Erin mentioned that what’s informed her professional time the most has been working with residential school records and all of the trauma surrounding those, and helping former students access them. She mentioned that working with donors also requires many soft skills because interacting with donors often involves archivists in very emotional situations; some archivists, including Erin herself, have been with donors at their deathbed. Erin said: “I was invited to a donor’s home, and it was his last day on earth. And I stayed with him and the family that whole day. I never would have expected to do that before. It really threw me for a loop, and it continues to throw me for a loop.” Tying this back to archival education and resources, Erin said: “Maybe this isn’t something that early career archivists will be encountering. But we still have to talk about it, and I’ve just been completely surprised by it. And I also feel foolish for feeling surprised . . . [T]here’s a gap there, on the mid-career education. Maybe this is the time when us mid-career professionals get together and talk about these sorts of things.”
Roundtable Question 4:
There are many pressing issues in the archival field right now. We are witnessing, and many of us are actively engaged in, transformative change in our local communities that are reflected at a global scale. Issues of precarity and chronic underfunding have caused many of us and our colleagues to be furloughed or laid off. Administrators are calling on archivists to capture and document the impact of COVID-19, #BlackLivesMatter protests, police violence, and other movements without providing additional resources or having supports in place to manage what will necessarily be grief work and documentation that carries profound risk.

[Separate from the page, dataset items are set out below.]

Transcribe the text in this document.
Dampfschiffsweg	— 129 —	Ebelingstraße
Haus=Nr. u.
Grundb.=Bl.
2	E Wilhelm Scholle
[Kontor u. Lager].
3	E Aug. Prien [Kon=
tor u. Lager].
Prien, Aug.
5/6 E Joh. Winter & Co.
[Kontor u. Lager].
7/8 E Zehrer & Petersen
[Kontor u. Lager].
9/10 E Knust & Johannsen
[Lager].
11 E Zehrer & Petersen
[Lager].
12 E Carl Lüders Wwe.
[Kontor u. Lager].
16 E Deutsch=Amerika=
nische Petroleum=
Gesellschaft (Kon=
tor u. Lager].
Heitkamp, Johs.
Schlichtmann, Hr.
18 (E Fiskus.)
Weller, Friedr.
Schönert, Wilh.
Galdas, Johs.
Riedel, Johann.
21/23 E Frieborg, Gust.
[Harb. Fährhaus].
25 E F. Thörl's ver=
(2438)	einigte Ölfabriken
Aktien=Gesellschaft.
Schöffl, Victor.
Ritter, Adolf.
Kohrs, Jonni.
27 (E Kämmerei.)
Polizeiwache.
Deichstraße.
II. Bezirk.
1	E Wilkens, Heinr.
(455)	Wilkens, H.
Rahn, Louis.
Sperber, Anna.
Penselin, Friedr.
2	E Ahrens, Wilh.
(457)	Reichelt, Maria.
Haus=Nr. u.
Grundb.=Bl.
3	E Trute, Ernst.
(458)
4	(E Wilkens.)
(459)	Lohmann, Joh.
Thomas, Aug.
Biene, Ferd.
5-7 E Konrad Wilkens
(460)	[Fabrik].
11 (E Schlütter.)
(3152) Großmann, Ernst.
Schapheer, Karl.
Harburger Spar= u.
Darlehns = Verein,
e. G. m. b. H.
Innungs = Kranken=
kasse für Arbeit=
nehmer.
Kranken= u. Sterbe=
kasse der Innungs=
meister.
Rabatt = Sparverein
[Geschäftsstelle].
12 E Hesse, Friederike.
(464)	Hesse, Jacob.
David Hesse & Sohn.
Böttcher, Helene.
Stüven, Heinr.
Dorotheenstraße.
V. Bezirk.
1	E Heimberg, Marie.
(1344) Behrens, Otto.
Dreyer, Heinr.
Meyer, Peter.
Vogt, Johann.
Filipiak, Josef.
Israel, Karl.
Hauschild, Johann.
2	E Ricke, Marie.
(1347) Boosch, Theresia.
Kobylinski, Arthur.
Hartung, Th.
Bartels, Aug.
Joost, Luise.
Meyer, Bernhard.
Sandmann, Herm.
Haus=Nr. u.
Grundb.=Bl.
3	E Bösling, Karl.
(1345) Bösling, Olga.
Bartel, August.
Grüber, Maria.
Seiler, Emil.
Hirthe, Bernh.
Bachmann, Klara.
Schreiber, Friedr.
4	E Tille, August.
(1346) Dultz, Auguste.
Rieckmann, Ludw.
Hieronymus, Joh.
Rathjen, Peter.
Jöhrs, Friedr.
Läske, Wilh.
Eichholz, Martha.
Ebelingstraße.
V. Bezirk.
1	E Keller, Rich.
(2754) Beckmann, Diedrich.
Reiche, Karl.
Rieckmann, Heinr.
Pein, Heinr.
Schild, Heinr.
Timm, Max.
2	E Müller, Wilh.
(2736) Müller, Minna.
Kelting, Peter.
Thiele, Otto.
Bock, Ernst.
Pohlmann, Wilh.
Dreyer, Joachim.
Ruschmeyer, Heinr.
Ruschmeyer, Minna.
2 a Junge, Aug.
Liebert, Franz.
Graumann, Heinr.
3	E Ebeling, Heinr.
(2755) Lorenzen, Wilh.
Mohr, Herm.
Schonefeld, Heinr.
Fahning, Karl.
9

With the profession facing so many challenges, how important is it that we talk about feelings, emotions, and support?
There was unfortunately not enough time left in the session for panelists to discuss this question, but we hope the discussion will continue in some other forms. The original aim of this panel was to create a space where the archival community could come together, gather resources, and create space to access them. With that spirit of collaboration and contribution in mind, we invite further discussion on the topics discussed in the panel and this blog post; folks who are interested can contribute by commenting on this post, through our shared Google Doc, and/or our Padlet page. We thought we might also be able to have ongoing discussions on social media using the hashtag #ArchivalEmotions.
Talking about the emotional dimension of archival work is important. It creates a space for archivists to share how they’re feeling about their work, about the profession as a whole, and hopefully will strengthen the movement to destigmatize emotional labour as an archivist. We want to thank the panelists again for providing their expertise and insight into this conversation, and we also thank everyone who has already contributed to the conversation through the ACA session Q&A, the Padlet or any other means.